Superior Court Judge Thomas A. Callahan, Jr. may have violated the judicial code of conduct by signing his wife’s petition for Democratic County Committee in Roseland.
Callahan signed a petition for his wife, Ann Marie Callahan, who is running on off the line on a slate of candidates backed by former Gov. Richard Codey. Her opponent, Maria Jorge, works for Essex County Executive Joseph DiVincenzo and has the endorsement of the Essex County Democratic organization.
Another judge, Louis Sceusi, is already facing an ethics complaint for signing his wife’s nominating petitions in a contested race for a county committee seat in Rockaway Township. The complaint, filed today with the New Jersey Supreme Court Advisory Committee on Judicial Conduct, alleges that Sceusi violated the state rules of judicial conduct by endorsing his wife.
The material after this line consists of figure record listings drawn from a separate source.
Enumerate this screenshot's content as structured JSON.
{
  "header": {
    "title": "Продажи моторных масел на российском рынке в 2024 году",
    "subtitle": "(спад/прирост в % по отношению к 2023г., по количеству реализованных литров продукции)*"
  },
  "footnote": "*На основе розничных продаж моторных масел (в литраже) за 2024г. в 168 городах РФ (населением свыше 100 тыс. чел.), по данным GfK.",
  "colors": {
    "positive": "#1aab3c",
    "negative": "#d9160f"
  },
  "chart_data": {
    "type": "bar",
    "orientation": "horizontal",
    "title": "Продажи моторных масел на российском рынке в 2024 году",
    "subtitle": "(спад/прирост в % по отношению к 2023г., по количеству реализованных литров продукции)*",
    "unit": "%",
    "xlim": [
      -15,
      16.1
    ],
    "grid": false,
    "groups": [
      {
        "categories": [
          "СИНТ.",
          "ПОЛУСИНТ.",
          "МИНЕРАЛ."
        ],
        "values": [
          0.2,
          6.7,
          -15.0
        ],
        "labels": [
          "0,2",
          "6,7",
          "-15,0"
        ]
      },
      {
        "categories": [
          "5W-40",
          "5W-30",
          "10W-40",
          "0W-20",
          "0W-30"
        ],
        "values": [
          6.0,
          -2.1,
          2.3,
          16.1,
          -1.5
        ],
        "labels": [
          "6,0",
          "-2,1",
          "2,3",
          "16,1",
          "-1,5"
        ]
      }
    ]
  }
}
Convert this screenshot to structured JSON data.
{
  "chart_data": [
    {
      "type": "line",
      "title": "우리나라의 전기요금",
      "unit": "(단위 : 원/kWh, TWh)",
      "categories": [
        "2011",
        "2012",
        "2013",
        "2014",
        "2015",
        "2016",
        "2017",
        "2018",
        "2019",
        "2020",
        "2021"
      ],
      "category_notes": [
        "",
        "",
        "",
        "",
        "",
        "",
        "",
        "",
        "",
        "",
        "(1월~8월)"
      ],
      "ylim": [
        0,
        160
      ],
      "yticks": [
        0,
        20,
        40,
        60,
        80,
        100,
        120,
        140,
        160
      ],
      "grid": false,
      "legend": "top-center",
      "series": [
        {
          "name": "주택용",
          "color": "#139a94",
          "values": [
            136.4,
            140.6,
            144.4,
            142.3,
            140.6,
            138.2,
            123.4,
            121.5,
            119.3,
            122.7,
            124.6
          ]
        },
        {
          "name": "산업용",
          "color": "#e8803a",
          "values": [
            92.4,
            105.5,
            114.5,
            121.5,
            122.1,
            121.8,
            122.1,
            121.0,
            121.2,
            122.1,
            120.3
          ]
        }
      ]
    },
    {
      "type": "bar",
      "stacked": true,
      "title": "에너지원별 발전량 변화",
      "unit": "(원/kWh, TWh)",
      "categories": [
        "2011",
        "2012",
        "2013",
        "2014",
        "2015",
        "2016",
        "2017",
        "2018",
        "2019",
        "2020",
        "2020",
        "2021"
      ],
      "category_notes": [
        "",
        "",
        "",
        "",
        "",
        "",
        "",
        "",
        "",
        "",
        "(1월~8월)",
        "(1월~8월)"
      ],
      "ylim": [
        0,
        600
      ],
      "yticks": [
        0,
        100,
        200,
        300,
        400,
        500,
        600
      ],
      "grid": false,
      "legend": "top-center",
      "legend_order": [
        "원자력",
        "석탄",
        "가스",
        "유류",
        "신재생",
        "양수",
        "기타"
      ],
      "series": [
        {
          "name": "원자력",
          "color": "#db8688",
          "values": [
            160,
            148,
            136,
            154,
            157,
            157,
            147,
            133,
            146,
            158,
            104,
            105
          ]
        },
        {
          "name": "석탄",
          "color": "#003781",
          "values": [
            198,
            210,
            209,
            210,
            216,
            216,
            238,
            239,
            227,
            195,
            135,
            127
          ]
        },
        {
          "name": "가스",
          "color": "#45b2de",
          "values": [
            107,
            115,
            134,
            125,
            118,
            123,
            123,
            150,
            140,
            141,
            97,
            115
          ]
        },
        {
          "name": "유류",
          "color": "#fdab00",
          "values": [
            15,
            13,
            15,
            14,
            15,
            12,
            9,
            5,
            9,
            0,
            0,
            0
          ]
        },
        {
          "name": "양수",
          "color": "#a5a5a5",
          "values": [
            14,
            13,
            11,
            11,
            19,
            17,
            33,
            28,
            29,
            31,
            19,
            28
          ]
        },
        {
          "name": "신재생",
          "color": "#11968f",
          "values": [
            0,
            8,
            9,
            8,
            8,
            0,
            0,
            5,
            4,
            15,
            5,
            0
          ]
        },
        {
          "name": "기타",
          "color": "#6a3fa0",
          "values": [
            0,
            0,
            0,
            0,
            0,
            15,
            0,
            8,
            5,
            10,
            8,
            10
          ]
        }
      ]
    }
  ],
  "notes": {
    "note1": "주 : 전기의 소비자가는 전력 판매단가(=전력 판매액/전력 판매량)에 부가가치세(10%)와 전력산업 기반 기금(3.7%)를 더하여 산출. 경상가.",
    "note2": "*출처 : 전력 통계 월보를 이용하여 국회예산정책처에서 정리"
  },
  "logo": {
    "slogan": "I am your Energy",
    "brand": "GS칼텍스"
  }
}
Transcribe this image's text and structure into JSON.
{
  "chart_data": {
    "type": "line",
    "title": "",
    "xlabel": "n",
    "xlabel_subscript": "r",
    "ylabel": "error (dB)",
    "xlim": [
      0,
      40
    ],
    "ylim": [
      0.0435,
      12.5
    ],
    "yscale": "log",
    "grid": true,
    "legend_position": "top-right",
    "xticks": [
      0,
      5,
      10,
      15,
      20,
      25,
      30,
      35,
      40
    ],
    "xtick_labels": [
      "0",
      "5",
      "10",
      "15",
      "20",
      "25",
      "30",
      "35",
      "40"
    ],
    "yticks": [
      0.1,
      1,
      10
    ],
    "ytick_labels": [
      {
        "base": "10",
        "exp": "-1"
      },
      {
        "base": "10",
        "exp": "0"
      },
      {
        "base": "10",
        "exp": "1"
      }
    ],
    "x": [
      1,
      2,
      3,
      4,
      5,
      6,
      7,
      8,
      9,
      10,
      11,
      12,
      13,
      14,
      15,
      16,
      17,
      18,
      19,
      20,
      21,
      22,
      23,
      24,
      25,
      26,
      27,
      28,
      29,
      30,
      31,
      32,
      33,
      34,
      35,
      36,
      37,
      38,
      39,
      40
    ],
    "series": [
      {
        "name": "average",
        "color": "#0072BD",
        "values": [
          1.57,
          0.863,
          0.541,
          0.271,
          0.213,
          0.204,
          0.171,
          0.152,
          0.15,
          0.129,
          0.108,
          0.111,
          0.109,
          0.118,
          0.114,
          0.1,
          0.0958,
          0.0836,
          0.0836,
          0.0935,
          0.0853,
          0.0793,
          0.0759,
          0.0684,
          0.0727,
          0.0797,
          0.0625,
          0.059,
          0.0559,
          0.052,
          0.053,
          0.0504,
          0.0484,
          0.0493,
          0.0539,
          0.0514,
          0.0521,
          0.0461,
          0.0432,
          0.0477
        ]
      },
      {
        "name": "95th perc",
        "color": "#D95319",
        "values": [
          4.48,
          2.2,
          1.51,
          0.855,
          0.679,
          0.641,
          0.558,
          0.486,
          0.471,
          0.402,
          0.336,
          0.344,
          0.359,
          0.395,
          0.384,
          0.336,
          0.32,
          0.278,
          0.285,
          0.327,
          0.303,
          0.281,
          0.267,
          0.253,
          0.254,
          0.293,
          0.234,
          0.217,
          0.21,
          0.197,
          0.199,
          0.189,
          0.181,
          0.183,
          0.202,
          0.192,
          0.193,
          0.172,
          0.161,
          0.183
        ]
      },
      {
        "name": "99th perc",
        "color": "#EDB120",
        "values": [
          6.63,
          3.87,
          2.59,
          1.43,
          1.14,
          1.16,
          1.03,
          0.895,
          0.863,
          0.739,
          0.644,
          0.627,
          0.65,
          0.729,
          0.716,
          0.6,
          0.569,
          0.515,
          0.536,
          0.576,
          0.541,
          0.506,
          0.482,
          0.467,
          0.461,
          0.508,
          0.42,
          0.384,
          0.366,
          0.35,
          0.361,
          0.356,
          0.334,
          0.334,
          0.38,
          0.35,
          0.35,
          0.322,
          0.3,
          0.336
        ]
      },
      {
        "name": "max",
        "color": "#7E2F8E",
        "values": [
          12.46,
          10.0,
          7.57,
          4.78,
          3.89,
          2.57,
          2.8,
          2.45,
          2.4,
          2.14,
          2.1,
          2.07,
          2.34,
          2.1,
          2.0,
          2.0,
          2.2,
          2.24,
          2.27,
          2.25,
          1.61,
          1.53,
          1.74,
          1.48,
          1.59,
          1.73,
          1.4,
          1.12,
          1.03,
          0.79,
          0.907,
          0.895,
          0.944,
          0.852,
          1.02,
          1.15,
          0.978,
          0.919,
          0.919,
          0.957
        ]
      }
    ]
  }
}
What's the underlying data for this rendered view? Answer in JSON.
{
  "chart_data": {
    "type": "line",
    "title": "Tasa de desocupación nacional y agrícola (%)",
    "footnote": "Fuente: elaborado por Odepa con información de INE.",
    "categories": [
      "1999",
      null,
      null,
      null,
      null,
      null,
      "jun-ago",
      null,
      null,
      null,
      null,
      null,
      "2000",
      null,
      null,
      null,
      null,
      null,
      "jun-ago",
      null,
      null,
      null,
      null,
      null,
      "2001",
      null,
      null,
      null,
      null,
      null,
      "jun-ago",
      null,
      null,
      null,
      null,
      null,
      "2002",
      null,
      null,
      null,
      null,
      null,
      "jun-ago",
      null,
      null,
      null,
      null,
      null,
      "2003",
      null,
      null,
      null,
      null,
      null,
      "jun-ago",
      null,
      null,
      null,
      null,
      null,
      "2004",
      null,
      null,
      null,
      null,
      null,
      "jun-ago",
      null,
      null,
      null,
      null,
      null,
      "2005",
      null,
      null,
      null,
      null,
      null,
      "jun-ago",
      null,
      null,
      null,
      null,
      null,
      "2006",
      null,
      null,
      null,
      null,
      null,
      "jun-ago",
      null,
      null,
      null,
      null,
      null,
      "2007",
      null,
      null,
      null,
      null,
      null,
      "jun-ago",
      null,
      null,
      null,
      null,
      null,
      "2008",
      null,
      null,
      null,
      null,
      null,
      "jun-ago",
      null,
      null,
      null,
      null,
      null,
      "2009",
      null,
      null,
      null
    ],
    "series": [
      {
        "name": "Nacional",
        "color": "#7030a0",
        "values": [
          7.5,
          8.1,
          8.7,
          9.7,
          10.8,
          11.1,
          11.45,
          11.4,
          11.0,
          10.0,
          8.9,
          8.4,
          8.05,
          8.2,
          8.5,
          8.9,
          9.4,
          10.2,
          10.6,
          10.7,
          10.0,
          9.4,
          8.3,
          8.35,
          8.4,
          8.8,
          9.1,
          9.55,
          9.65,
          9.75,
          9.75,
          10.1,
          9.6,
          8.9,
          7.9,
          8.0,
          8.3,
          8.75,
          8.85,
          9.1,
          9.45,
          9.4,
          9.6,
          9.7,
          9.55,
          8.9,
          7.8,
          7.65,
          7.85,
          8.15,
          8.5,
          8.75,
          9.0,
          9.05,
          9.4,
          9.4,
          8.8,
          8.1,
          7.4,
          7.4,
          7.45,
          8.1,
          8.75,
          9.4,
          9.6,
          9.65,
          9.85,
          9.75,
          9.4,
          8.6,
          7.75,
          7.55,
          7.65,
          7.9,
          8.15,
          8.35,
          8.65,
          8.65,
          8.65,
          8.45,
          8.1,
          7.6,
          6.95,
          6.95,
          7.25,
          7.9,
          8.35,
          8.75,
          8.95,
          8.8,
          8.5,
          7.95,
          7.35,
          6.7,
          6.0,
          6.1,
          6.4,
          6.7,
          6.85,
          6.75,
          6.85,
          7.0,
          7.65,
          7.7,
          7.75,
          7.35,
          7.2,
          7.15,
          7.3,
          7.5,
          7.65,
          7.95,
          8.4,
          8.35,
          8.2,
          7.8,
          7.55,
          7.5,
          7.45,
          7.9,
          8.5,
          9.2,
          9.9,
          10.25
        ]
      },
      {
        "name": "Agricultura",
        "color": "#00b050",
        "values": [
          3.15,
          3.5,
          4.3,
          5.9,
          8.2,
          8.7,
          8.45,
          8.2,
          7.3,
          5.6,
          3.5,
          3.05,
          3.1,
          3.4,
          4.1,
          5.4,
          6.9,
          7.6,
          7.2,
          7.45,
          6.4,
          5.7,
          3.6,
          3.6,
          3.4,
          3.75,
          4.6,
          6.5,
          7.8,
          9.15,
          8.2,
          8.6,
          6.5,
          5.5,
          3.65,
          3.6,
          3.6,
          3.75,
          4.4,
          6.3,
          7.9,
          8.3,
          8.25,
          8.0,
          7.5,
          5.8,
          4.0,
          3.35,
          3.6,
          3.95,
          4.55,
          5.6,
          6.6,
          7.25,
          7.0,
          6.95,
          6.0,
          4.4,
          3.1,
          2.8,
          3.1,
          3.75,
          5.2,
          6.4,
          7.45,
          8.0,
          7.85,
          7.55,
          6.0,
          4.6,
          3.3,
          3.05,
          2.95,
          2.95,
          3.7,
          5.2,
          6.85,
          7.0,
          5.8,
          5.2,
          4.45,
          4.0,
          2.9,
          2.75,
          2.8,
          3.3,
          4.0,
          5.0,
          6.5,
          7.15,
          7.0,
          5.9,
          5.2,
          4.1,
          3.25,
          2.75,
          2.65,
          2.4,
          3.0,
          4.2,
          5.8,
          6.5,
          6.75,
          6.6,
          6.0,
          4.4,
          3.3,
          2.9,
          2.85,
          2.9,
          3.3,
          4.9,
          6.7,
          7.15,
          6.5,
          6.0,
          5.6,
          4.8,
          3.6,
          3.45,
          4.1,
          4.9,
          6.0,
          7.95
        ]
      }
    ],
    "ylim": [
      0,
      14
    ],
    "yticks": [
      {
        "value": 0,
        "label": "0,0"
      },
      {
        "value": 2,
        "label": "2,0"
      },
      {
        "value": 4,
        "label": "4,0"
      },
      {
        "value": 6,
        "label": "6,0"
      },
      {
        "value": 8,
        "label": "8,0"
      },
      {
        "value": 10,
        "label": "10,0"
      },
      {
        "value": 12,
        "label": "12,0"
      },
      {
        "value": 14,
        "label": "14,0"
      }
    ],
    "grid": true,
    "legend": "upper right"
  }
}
Judges are prohibited from participating in any political activity, including publicly endorsing a candidate — even when the candidate is a spouse. Petitions for public and party office in New Jersey state that “we the undersigned, hereby certify… that we endorse the above-mentioned person as a candidate for election.” The endorsement is part of the language outlined in the statute.
“A judge shall not publicly endorse a candidate for public office,” according to the rules governing the New Jersey judiciary.
Callahan was appointed to the bench by Gov. Chris Christie in 2016. He is a former Assistant Essex County prosecutor.
Unlike Ingrid Sceusi, whose petitions are being challenged for not having the enough valid signatures, there is no legal issue with Ann Marie Callahan’s petitions. She filed with twelve signatures – Essex County utilizes the same system as nineteen other counties, where county committee petitions require 5% of the votes cast in a party’s last Assembly primary – so she only need five.
A 1976 New Jersey Supreme Court ruling allowing judicial spouses to seek and hold public or party office also said that judges have “an implicit burden…to be vigilant in avoiding any appearance of impropriety concerning the political career of a spouse.” Judges are not permitted to attend political events, contribute to political campaigns, or even act as political advisors to a family member’s campaign.
In 1990, two state court judges were reprimanded for accompanying their spouses to Gov. Jim Florio’s inaugural ball, which was deemed a political event.
“Judges must make many sacrifices, sometimes most substantial, in order to maintain the public’s confidence in the judiciary,” the Supreme Court said in that decision. “We are certain that a judge who attends any political event damages the most valuable interests of the judiciary, damages the public’s confidence in the judiciary, damages the public’s confidence in its independence, and damages the public’s confidence in the judiciary’s total separation from politics.”